43Un guide de la lpo est en particulier la cible des chasseurs les plus remontés. Ancien employé des chantiers navals et diplômé du Muséum d’histoire naturelle de Paris, cet ornithologue s’installe dans le marais en 1996, avec sa femme. Ses relations avec les chasseurs ne sont pas mauvaises jusqu’à la promulgation de la loi chasse de 2000. À partir de cette date, ses chalands sont défoncés à coup de pioche puis détruits par le feu, ses pneus de voiture crevés, son bâtiment d’accueil incendié, etc. À la nouvelle réglementation de la chasse, s’ajoutent ses projets de développement touristique : il fonde une petite entreprise, « Brière découverte ». Les chasseurs décrivent ce guide de la lpo comme « un promeneur écologique », « pour touristes », qui « cherche à se faire du pognon ». Il diffuserait des « rumeurs négatives sur les chasseurs » lors des visites qu’il organise. Face aux pressions des chasseurs locaux, le guide et son épouse sont finalement forcés de quitter la région.
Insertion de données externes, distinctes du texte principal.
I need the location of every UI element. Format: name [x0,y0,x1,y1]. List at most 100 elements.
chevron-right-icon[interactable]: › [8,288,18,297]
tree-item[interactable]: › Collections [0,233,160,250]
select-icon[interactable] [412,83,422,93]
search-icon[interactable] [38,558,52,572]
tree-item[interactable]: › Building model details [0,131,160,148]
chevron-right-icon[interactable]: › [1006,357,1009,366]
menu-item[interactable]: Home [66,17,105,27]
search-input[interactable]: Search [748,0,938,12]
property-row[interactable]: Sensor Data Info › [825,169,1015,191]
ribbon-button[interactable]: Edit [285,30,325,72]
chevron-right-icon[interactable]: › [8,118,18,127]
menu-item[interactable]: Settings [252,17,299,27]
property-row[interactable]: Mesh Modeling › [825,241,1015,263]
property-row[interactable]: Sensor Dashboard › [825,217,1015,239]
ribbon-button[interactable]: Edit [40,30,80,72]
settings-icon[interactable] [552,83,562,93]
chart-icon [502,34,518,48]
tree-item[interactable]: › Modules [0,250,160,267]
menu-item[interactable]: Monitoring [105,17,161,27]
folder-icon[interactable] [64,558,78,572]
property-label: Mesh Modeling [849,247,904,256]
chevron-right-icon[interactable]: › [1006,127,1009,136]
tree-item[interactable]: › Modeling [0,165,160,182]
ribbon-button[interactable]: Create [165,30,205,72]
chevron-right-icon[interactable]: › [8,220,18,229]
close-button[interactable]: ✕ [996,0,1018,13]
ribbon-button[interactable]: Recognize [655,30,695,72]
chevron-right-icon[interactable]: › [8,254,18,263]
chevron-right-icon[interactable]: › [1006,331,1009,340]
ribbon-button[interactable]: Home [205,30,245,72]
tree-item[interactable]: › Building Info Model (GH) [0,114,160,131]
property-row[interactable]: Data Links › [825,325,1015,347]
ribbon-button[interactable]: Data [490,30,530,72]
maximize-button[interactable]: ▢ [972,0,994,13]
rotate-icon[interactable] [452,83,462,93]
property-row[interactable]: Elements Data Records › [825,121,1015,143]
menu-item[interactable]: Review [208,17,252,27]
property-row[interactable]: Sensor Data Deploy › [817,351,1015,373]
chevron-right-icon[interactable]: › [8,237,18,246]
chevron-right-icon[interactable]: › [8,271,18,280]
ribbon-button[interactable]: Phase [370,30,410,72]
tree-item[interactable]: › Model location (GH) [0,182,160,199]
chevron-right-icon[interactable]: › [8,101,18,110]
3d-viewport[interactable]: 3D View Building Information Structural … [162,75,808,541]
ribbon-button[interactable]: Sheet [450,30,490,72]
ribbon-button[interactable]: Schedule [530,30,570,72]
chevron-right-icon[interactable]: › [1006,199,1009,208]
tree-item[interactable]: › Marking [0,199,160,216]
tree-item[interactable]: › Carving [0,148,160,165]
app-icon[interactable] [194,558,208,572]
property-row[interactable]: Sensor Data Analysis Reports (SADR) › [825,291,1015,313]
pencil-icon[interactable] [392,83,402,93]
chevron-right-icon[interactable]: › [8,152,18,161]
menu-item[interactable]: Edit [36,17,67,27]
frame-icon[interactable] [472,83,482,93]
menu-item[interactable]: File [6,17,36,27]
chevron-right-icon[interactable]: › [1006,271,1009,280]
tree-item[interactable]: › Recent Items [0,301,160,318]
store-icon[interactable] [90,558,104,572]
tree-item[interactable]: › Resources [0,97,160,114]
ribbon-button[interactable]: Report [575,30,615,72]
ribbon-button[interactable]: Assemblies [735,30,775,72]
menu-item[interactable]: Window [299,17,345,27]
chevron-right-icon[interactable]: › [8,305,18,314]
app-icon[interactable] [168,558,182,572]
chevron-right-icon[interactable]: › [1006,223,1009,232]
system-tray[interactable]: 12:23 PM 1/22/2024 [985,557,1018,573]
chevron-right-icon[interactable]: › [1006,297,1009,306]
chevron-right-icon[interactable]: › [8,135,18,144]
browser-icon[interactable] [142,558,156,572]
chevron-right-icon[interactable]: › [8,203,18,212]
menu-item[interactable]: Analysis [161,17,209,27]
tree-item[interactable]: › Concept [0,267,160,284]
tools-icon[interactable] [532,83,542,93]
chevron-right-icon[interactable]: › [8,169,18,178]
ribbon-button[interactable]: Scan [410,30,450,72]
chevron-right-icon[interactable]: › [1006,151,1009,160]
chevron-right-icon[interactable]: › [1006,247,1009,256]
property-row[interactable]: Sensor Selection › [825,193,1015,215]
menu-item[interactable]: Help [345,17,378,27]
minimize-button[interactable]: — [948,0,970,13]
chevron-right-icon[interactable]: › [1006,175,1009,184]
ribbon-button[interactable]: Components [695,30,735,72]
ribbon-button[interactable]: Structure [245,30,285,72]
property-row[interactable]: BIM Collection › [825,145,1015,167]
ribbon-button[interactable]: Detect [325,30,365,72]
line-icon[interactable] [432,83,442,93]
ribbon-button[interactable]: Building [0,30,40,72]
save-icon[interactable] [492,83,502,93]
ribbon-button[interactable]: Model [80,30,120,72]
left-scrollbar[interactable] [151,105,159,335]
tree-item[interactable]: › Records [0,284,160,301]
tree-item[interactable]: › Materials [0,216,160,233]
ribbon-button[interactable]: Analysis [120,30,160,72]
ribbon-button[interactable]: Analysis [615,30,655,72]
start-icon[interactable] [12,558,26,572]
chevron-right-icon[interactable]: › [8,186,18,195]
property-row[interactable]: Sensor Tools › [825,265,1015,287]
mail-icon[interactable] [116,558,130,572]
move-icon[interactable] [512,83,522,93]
Les significations du recours à la violence : une « légitime défense »

44Pour les chasseurs les plus mobilisés, le recours à la violence est justifié en interne et également lors des entretiens individuels lorsqu’une confiance est instaurée. « La Brière, elle est en état de légitime défense par rapport à la directive oiseaux », m’explique par exemple le principal leader de la contestation dans les années 2000. Le caractère potentiellement violent de la protestation est mis en rapport avec un sentiment de dépossession, avec une violence provoquée par une Europe lointaine. Face aux « écolos infiltrés dans les ministères » et « puissants à Bruxelles », les moyens à disposition sont limités et le recours à la violence physique en fait partie. Elle est vécue et verbalisée comme une réaction justifiée face à des règlements européens qui s’appliquent sans le consentement de la population locale. Les actions protestataires violentes répondent ainsi aux actions politiques et juridiques des écologistes, elles se calent d’ailleurs sur un calendrier juridico‑politique (période électorale, décisions du tribunal administratif). Comme pour les paysans protestataires étudiés par Nathalie Duclos (1998), la violence physique des chasseurs est à comprendre comme une réaction à une violence symbolique et à un sentiment de dépréciation collective.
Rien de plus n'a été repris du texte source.